Preparation for the Ministry
The ministers we plead for are such as are acted and led by God's Spirit, and by the Power and operation of his Grace in their hearts are in some measure converted and regenerate, and so are good, holy, and gracious men, such were the holy prophets and apostles, as appears from 1 Tim. 3:2-6; Tit. 1:7-9.
Barclay's Apology, Proposition 10, section XXXIII
God does not call the prepared. God prepares the ones God calls. This preparation is not always easy. There must have been Christians already in the Jerusalem Church who would appear to have the credentials to become an apostle to the Gentiles. Instead God prepared Saul. The preparation was not particularly gentle. It involved being struck down on the road to Damascus, being made blind and having to seek help and healing from the very people he had been persecuting. Then once he began his work he faced beatings, stonings, imprisonment, shipwrecks and floggings. He recites the entire list in 2 Corinthians 11:23-30.
I do not think that this aspect of the ministry is fully appreciated by those who fear that naming gifts will set one person above another. I certainly do not claim to have experienced the hardships or difficulties of Paul. But sometimes I have been called to do things that have reminded me of a story told by Abraham Lincoln. Lincoln said that he had spoken to a man being run out of town on a rail and asked him what he thought about the situation. The man replied, “If it weren't for the honor of it all, I think I would just as soon walk.”
One does not always recognize the preparation when it is happening. I had been reading the Bible and the writings of early Friends because I enjoyed doing it long before I came to realize that, since I had studied all this material which was not accessible or easy for many people, I had an obligation to share what I had learned or else all my study would be just so much self indulgence.
Sometimes the preparation happens as part of being faithful and doing the work to which we are called. The more I have taught about Barclay and the beliefs and lives of early Friends, the more I have been challenged by those very things. When I speak, am I following the guidance of the Spirit? I am often brought up short by the idea that God cannot reside in a place that is impure and unholy. There are times when I can think of no place more impure and unholy than my own heart. But Jesus came to heal the sick and cleanse and purify the unclean and impure and I experience that blessing. There are times when I feel the presence of God so strongly that being anything less than faithful seems an unfathomable choice. There are other times when I deliberately choose to be unfaithful to drive God away. I may talk a good story about living the transformed life but there are times when I say, but not that transformed.

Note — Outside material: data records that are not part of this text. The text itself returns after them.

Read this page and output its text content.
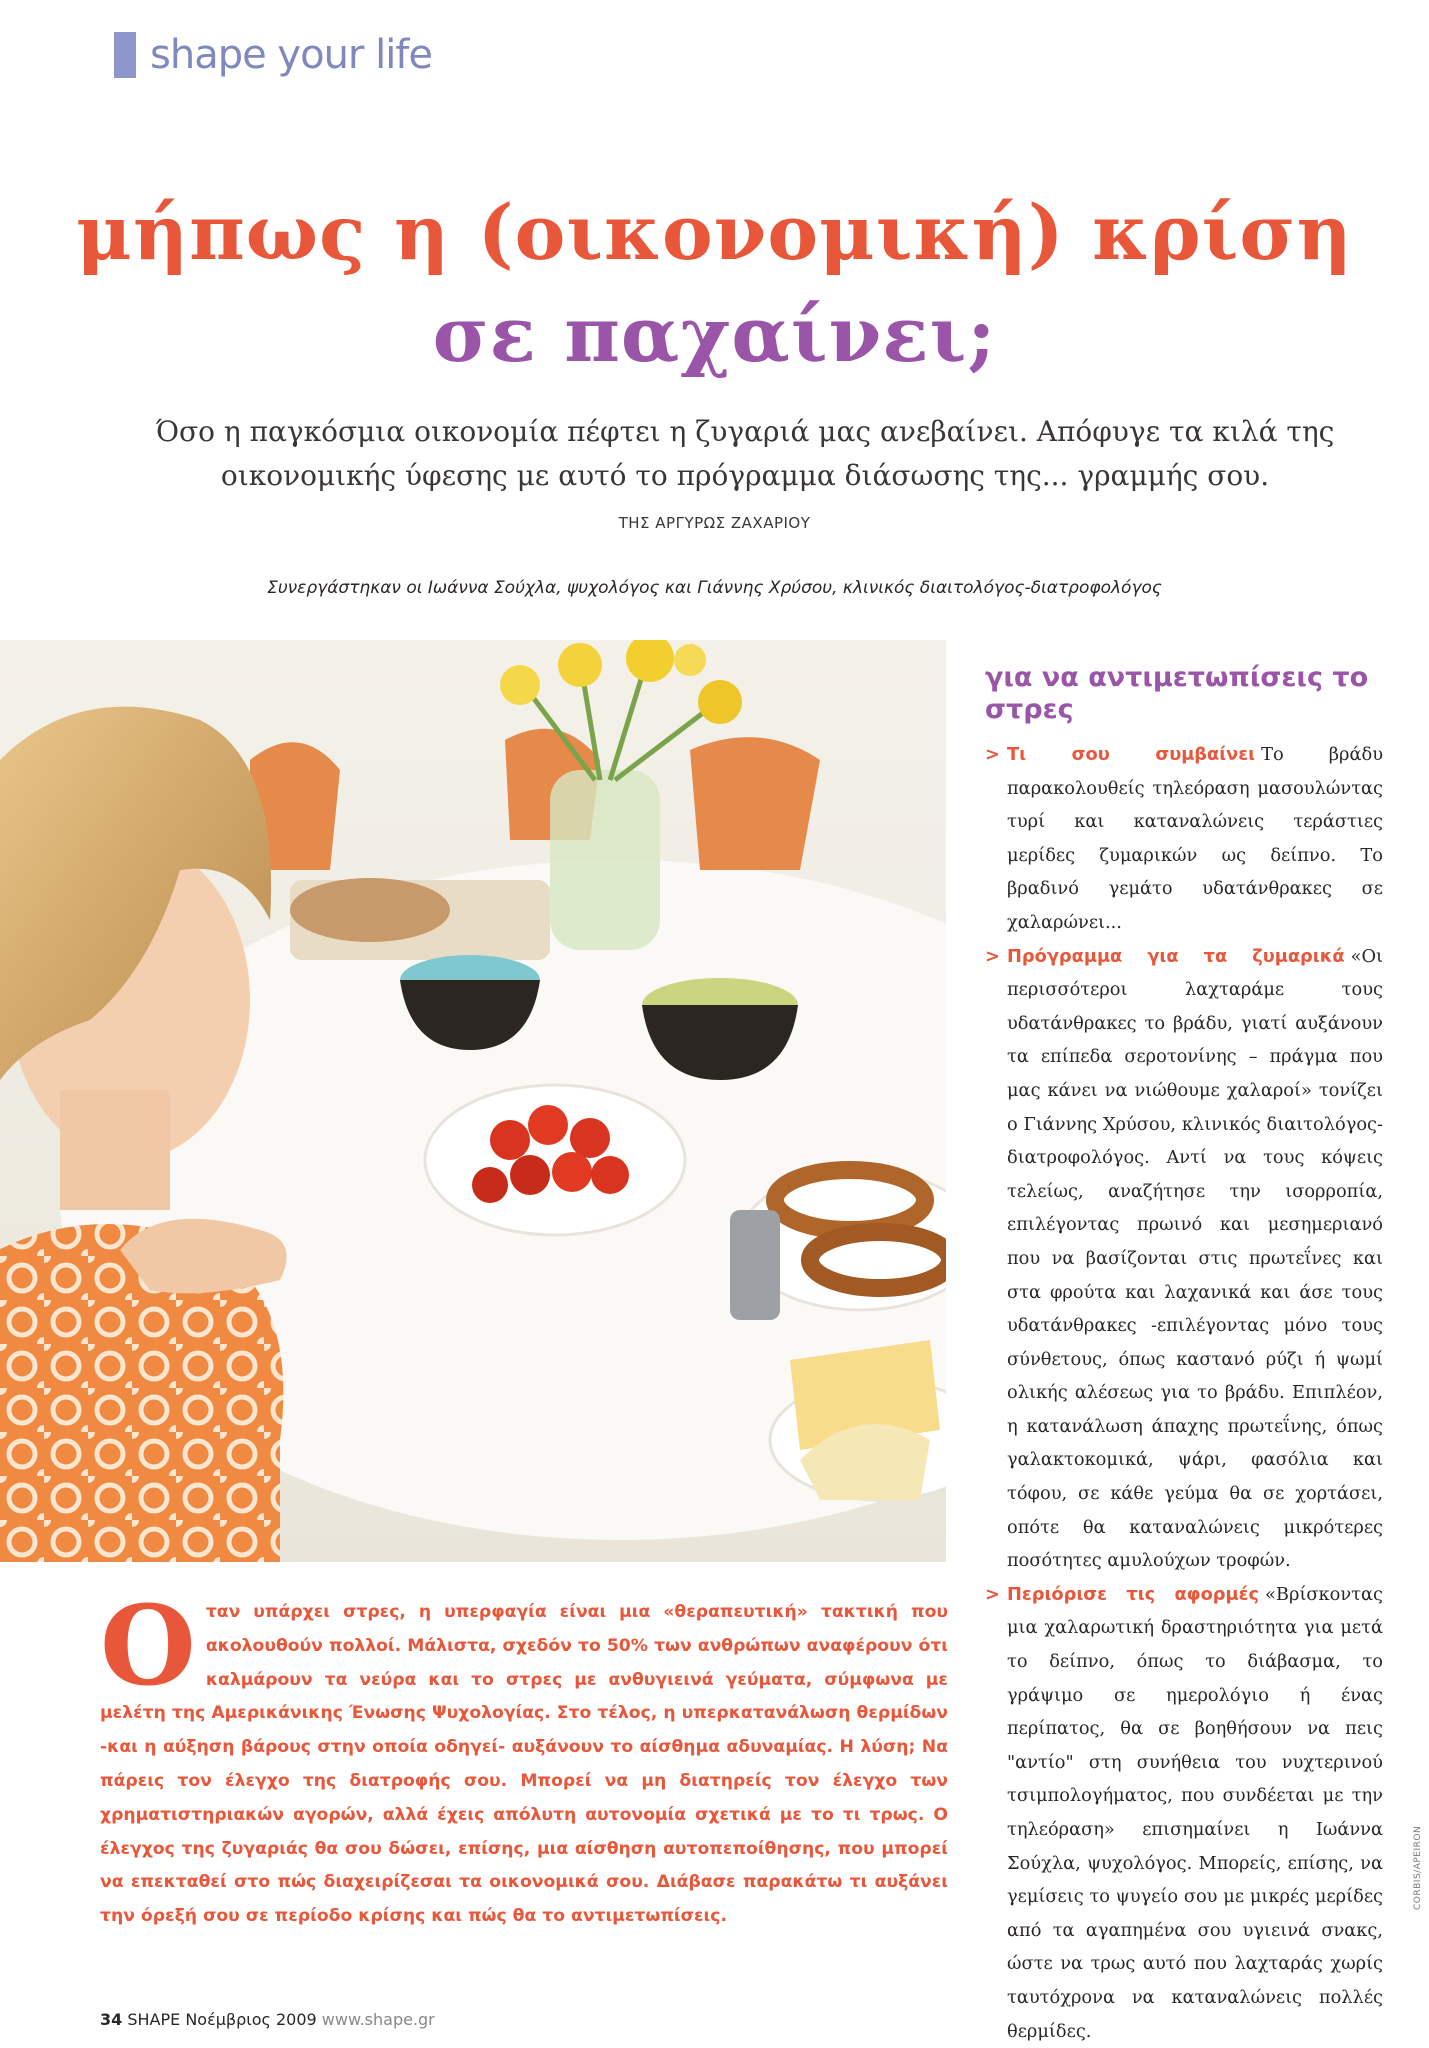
shape your life
μήπως η (οικονομική) κρίση
σε παχαίνει;
Όσο η παγκόσμια οικονομία πέφτει η ζυγαριά μας ανεβαίνει. Απόφυγε τα κιλά της
οικονομικής ύφεσης με αυτό το πρόγραμμα διάσωσης της... γραμμής σου.
ΤΗΣ ΑΡΓΥΡΩΣ ΖΑΧΑΡΙΟΥ
Συνεργάστηκαν οι Ιωάννα Σούχλα, ψυχολόγος και Γιάννης Χρύσου, κλινικός διαιτολόγος-διατροφολόγος
για να αντιμετωπίσεις το στρες
> Τι σου συμβαίνει Το βράδυ παρακολουθείς τηλεόραση μασουλώντας τυρί και καταναλώνεις τεράστιες μερίδες ζυμαρικών ως δείπνο. Το βραδινό γεμάτο υδατάνθρακες σε χαλαρώνει...
> Πρόγραμμα για τα ζυμαρικά «Οι περισσότεροι λαχταράμε τους υδατάνθρακες το βράδυ, γιατί αυξάνουν τα επίπεδα σεροτονίνης – πράγμα που μας κάνει να νιώθουμε χαλαροί» τονίζει ο Γιάννης Χρύσου, κλινικός διαιτολόγος-διατροφολόγος. Αντί να τους κόψεις τελείως, αναζήτησε την ισορροπία, επιλέγοντας πρωινό και μεσημεριανό που να βασίζονται στις πρωτεΐνες και στα φρούτα και λαχανικά και άσε τους υδατάνθρακες -επιλέγοντας μόνο τους σύνθετους, όπως καστανό ρύζι ή ψωμί ολικής αλέσεως για το βράδυ. Επιπλέον, η κατανάλωση άπαχης πρωτεΐνης, όπως γαλακτοκομικά, ψάρι, φασόλια και τόφου, σε κάθε γεύμα θα σε χορτάσει, οπότε θα καταναλώνεις μικρότερες ποσότητες αμυλούχων τροφών.
> Περιόρισε τις αφορμές «Βρίσκοντας μια χαλαρωτική δραστηριότητα για μετά το δείπνο, όπως το διάβασμα, το γράψιμο σε ημερολόγιο ή ένας περίπατος, θα σε βοηθήσουν να πεις "αντίο" στη συνήθεια του νυχτερινού τσιμπολογήματος, που συνδέεται με την τηλεόραση» επισημαίνει η Ιωάννα Σούχλα, ψυχολόγος. Μπορείς, επίσης, να γεμίσεις το ψυγείο σου με μικρές μερίδες από τα αγαπημένα σου υγιεινά σνακς, ώστε να τρως αυτό που λαχταράς χωρίς ταυτόχρονα να καταναλώνεις πολλές θερμίδες.
Οταν υπάρχει στρες, η υπερφαγία είναι μια «θεραπευτική» τακτική που ακολουθούν πολλοί. Μάλιστα, σχεδόν το 50% των ανθρώπων αναφέρουν ότι καλμάρουν τα νεύρα και το στρες με ανθυγιεινά γεύματα, σύμφωνα με μελέτη της Αμερικάνικης Ένωσης Ψυχολογίας. Στο τέλος, η υπερκατανάλωση θερμίδων -και η αύξηση βάρους στην οποία οδηγεί- αυξάνουν το αίσθημα αδυναμίας. Η λύση; Να πάρεις τον έλεγχο της διατροφής σου. Μπορεί να μη διατηρείς τον έλεγχο των χρηματιστηριακών αγορών, αλλά έχεις απόλυτη αυτονομία σχετικά με το τι τρως. Ο έλεγχος της ζυγαριάς θα σου δώσει, επίσης, μια αίσθηση αυτοπεποίθησης, που μπορεί να επεκταθεί στο πώς διαχειρίζεσαι τα οικονομικά σου. Διάβασε παρακάτω τι αυξάνει την όρεξή σου σε περίοδο κρίσης και πώς θα το αντιμετωπίσεις.
34 SHAPE Νοέμβριος 2009 www.shape.gr
CORBIS/APEIRON
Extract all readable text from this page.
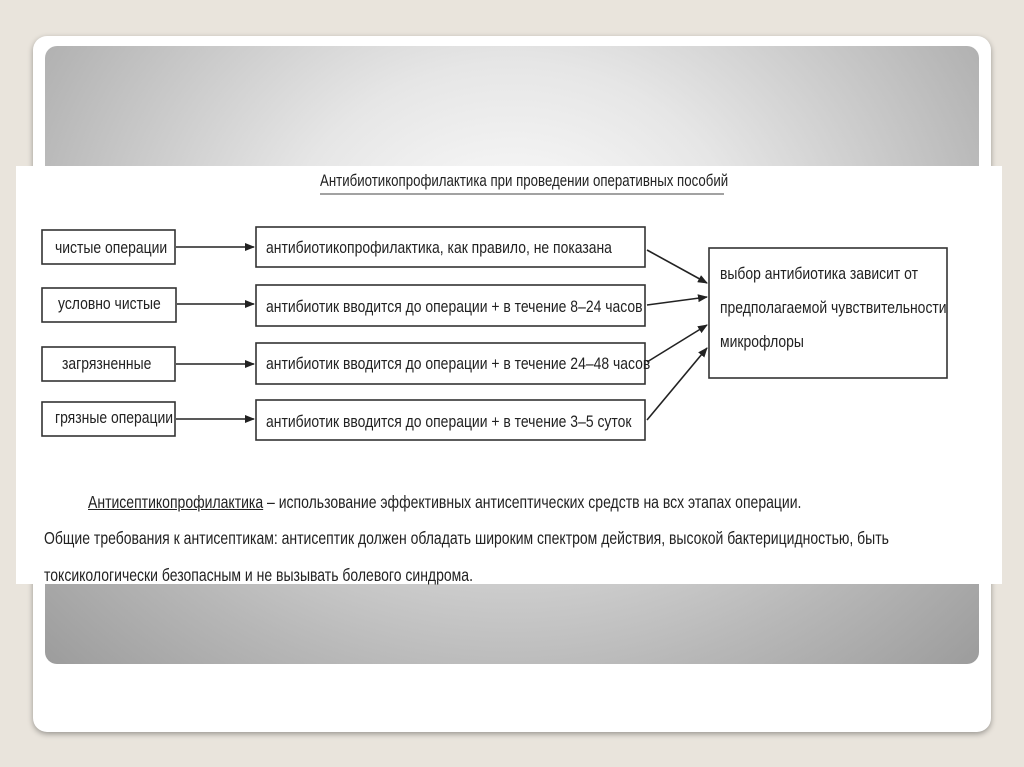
Антибиотикопрофилактика при проведении оперативных пособий
чистые операции
условно чистые
загрязненные
грязные операции
антибиотикопрофилактика, как правило, не показана
антибиотик вводится до операции + в течение 8–24 часов
антибиотик вводится до операции + в течение 24–48 часов
антибиотик вводится до операции + в течение 3–5 суток
выбор антибиотика зависит от
предполагаемой чувствительности
микрофлоры
Антисептикопрофилактика – использование эффективных антисептических средств на всх этапах операции.
Общие требования к антисептикам: антисептик должен обладать широким спектром действия, высокой бактерицидностью, быть
токсикологически безопасным и не вызывать болевого синдрома.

I am grateful to never have gotten the same instructions as Lot and his wife or else I would have long ago become a mighty fine pillar of salt. In spite of all that, I feel some improvement in my overall condition and I feel God's continued encouragement. Fortunately the requirement for ministry is a measure of conversion and regeneration and not perfection.
This recognition of our own weakness and fallibility is an important part of the preparation. It promotes humility. It also allows us to talk to people who are also struggling and be able to share something of value. Our experiences of grief and suffering enable us to be compassionate in the face of all of the grief and suffering in the world. If we are called on imitate Christ, our own experiences of pain and suffering opens us to share in some small way in Christ's work of bearing and bearing witness to all the suffering of the world. Christ is pictured as the wounded healer and the suffering servant and we also find that our wounds can be a source of healing to others.
In his introduction Barclay says, “For what I have written comes more from my heart than from my head; what I have heard with the ears of my soul and seen with my inward eyes and my hands have handled of the Word of Life, and what hath been inwardly manifested to me of the things of God, that I do declare.” He is in turn referring back to 1 John 1:1-3. As we have seen earlier, Quakers claimed to have the same prophetic ministry that the apostles had. This apostolic ministry is based on the personal experience of God and Christ. For the apostles, it was direct and outward while Jesus was alive and direct and inward after Pentecost. For everyone since, it has been direct and inward but it is the same personal knowledge of God. It is the same personal teaching and guidance as we learn to follow God's ways and forsake the ways of the world. This teaching and guidance converts and regenerates us. It also gives us our ministry. We can only minister from what we know from our own experience. This includes the pain and desolation that comes as we are transformed but it also includes the joy and peace the comes as well. We get to swim in both the ocean of darkness and the ocean of light and our messages, in season, come from both experiences.